Throughout this year American stock market has been on a rollercoaster of price volatility. In the first few months it was struggling from critical low oil prices. Afterwards, there was a confident recovery to the 2015 highs. This month turned to be strictly bearish for most of US stocks. You might think that oil recovery has come to an end, the answer would probably be yes, but there is another reason for stockholders to worry about - upcoming FED rate decision. In this article I would like to share my opinion on current market situation and trading opportunities in US stock market.
Latest FOMC statement has given a strong indication that Fed will most likely increase the rates in June, if it sees a further improvement in labor market and inflation dynamics. The market has momentarily reacted with strengthening US dollar against most of the currencies and metals. Presumably, under these circumstances, most of key market players faced the fact that it is high time to repay their bank loans before June 15-th. All these factors along with disappointing first quarter reports from US companies brought Dow Jones - 2% in this month. Can it go even deeper? Technical analysis will help us to answer this question.
On the daily timeframe Dow Jones 30 future has clearly started its down trend. Most of Bill Williams` indicatros approve this statement:
1) The price has dived under Alligator indicator;
2) Awesome Oscillator indicator has crossed its zero line and is currently in the red zone;
3) Breakdown of the latest down fractal.
After this strong bearish impulse wave, I expect to see a slight rebound to the moving averages and further down movement.
Picture 1. Dow Jones 30 daily chart
Considering the fact that most of US stocks are in the red zone, there are many companies which shares could continue to decline in the nearest future. I would like to share my trading recommendations:
Both Intel revenue and net income dropped 8% and 43% in the first 2016 quarter, which formed a confident down trend on the daily chart. The current price is below the Alligator lines and AO indicator, additionally we can see a breakdown of the latest fractal level (27.50).

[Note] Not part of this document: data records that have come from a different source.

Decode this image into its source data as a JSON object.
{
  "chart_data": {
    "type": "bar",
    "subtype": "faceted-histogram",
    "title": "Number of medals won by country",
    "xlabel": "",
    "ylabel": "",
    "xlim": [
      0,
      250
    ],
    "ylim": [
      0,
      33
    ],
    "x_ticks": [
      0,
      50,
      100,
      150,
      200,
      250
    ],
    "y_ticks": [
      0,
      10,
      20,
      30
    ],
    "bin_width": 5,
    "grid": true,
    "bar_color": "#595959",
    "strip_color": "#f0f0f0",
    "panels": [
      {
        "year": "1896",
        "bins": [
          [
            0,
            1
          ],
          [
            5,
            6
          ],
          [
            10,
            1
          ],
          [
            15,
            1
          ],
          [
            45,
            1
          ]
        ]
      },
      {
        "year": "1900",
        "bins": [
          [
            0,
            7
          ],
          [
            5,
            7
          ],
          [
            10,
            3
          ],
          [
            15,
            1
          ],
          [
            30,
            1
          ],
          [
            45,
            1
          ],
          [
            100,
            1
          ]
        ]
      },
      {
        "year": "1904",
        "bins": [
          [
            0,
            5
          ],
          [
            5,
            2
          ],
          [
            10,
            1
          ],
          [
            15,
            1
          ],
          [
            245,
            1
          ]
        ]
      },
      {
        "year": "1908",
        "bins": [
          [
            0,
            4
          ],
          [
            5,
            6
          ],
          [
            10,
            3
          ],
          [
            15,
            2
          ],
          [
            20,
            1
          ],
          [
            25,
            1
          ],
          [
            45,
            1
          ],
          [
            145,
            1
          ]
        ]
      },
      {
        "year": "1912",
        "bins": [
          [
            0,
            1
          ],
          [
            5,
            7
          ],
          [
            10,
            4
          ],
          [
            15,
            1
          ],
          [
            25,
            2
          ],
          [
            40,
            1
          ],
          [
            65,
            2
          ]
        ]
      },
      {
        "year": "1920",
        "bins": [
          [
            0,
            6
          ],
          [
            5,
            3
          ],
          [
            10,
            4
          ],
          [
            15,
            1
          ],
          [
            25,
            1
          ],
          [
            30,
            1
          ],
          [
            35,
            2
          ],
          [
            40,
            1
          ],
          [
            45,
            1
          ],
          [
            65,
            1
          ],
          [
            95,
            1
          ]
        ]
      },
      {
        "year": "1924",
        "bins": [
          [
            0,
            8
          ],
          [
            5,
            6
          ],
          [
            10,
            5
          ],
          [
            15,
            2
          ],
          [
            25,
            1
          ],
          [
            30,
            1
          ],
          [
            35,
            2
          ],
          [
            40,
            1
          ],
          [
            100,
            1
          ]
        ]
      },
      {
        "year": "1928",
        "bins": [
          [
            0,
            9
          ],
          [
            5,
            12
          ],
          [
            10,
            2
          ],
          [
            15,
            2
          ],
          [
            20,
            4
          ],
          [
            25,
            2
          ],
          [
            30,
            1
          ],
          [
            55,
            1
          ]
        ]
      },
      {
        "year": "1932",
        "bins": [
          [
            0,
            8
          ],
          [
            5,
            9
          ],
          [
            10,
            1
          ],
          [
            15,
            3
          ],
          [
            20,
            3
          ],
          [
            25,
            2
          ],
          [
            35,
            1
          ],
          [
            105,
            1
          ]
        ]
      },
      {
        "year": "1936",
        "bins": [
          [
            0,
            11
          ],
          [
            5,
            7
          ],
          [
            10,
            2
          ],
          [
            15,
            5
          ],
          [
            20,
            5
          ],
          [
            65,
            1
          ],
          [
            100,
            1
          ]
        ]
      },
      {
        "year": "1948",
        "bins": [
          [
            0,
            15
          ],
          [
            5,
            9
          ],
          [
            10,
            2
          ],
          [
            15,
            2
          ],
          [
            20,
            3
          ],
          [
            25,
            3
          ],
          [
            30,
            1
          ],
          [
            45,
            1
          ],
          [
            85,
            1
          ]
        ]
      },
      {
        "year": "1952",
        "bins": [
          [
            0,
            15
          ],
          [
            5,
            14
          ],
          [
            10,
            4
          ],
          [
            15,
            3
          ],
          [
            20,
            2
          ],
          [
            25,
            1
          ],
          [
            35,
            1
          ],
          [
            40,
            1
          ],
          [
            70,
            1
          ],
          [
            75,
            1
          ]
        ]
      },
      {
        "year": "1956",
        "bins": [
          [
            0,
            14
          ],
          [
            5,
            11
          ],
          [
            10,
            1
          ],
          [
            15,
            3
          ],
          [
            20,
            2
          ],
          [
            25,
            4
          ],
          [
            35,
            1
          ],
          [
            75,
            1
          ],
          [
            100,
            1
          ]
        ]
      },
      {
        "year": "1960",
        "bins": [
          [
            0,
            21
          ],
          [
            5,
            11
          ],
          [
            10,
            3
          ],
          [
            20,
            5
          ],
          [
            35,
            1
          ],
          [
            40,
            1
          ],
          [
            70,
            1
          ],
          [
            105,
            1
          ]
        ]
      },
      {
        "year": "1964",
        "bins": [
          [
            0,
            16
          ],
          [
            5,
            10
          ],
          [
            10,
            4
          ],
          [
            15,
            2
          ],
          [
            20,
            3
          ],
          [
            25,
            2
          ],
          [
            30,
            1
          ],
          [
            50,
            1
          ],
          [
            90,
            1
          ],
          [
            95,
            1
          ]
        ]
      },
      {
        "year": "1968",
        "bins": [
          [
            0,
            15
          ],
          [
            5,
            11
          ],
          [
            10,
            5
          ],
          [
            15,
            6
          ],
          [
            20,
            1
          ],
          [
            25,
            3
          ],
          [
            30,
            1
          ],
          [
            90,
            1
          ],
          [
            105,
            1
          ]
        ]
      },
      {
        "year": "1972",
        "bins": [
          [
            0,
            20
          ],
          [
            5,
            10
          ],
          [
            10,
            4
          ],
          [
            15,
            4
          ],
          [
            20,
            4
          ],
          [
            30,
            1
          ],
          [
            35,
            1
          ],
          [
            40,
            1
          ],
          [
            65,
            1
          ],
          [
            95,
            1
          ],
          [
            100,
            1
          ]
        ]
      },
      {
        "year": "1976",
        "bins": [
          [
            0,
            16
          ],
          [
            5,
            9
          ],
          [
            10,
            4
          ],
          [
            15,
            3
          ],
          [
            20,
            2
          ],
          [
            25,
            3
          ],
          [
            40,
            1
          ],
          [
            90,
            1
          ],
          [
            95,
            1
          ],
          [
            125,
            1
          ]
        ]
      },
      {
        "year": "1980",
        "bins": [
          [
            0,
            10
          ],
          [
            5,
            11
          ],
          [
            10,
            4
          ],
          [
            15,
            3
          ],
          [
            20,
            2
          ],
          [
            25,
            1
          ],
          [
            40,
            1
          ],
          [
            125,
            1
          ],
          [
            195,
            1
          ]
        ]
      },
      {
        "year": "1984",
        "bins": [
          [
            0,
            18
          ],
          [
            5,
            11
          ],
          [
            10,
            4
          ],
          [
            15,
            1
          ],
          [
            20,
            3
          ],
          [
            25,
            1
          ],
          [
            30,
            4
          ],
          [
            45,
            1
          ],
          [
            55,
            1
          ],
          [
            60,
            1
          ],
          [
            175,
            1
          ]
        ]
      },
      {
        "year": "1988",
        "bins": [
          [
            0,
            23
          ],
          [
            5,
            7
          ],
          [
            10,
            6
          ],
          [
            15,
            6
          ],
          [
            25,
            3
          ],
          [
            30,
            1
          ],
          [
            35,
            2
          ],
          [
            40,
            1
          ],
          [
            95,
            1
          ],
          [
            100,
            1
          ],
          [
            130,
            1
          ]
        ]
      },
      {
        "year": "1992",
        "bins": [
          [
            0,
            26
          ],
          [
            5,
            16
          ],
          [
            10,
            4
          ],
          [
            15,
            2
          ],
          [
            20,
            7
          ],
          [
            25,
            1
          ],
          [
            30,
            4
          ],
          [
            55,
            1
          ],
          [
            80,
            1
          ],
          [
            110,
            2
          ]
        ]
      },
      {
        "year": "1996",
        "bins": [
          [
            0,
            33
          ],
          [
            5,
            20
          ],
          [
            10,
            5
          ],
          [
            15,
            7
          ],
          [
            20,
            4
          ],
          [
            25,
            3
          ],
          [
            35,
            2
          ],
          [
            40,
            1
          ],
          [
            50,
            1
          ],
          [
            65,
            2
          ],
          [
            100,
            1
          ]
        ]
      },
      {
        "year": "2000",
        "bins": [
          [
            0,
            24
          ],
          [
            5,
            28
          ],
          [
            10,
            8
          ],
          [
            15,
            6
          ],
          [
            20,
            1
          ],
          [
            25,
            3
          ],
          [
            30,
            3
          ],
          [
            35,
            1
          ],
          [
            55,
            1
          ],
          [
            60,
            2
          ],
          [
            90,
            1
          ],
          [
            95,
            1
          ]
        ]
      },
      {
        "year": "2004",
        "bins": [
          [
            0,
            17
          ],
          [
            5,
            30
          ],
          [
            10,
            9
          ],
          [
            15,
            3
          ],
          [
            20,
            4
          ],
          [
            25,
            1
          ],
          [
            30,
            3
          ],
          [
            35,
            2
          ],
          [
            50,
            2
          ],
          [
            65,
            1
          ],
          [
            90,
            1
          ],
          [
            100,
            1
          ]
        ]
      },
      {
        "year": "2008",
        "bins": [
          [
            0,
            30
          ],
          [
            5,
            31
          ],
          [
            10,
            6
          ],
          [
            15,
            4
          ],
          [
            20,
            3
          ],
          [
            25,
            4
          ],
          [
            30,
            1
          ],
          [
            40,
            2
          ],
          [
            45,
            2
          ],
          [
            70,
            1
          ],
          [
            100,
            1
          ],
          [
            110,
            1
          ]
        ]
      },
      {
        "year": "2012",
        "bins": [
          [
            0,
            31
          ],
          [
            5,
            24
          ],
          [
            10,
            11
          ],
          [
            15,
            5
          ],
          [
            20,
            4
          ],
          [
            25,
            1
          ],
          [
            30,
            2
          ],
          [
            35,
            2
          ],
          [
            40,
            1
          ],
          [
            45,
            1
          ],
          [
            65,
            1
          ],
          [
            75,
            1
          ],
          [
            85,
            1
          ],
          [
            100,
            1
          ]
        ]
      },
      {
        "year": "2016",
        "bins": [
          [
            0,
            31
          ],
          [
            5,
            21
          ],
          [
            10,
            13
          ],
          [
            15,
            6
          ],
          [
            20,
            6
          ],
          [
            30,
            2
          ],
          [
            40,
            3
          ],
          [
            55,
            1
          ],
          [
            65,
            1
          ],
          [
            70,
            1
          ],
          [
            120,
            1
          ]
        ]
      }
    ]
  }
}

I would recommend to short the stock at the secondary fractal breakdown - 27.50.
Sell level - 27.50
Take-profit level - 28.05
Stop-loss level - 30.24
Picture 2. Intel Corporation daily timeframe
Financial situation of this company has also suffered in the first quarter, with declining revenue (-7%) and net income (-14%). I consider to sell this stock in a long-term manner. The main reason of my decision is bearish bars formation on the monthly timeframe which you can see on the following chart.
Labeled formations are one the main signals from Larry Williams` trading strategy. Low price of the previous monthly bar (79.08) coincides with fractal level on the daily timeframe, which would be a preferable entry point in the market.
Picture 4. Procter and Gamble daily timeframe
Sell level - 79.04
Take-profit level - 69.57
Stop-loss level - 83.84
Currently US stock market is suffering from many fundamental factors: upcoming interest rate hikes, strong US dollar and presumably the end of the oil market recovery. Combining both fundamental and technical analysis we could find medium and long term trading signals. If my calculations are correct, this year will be bad time to invest in American companies.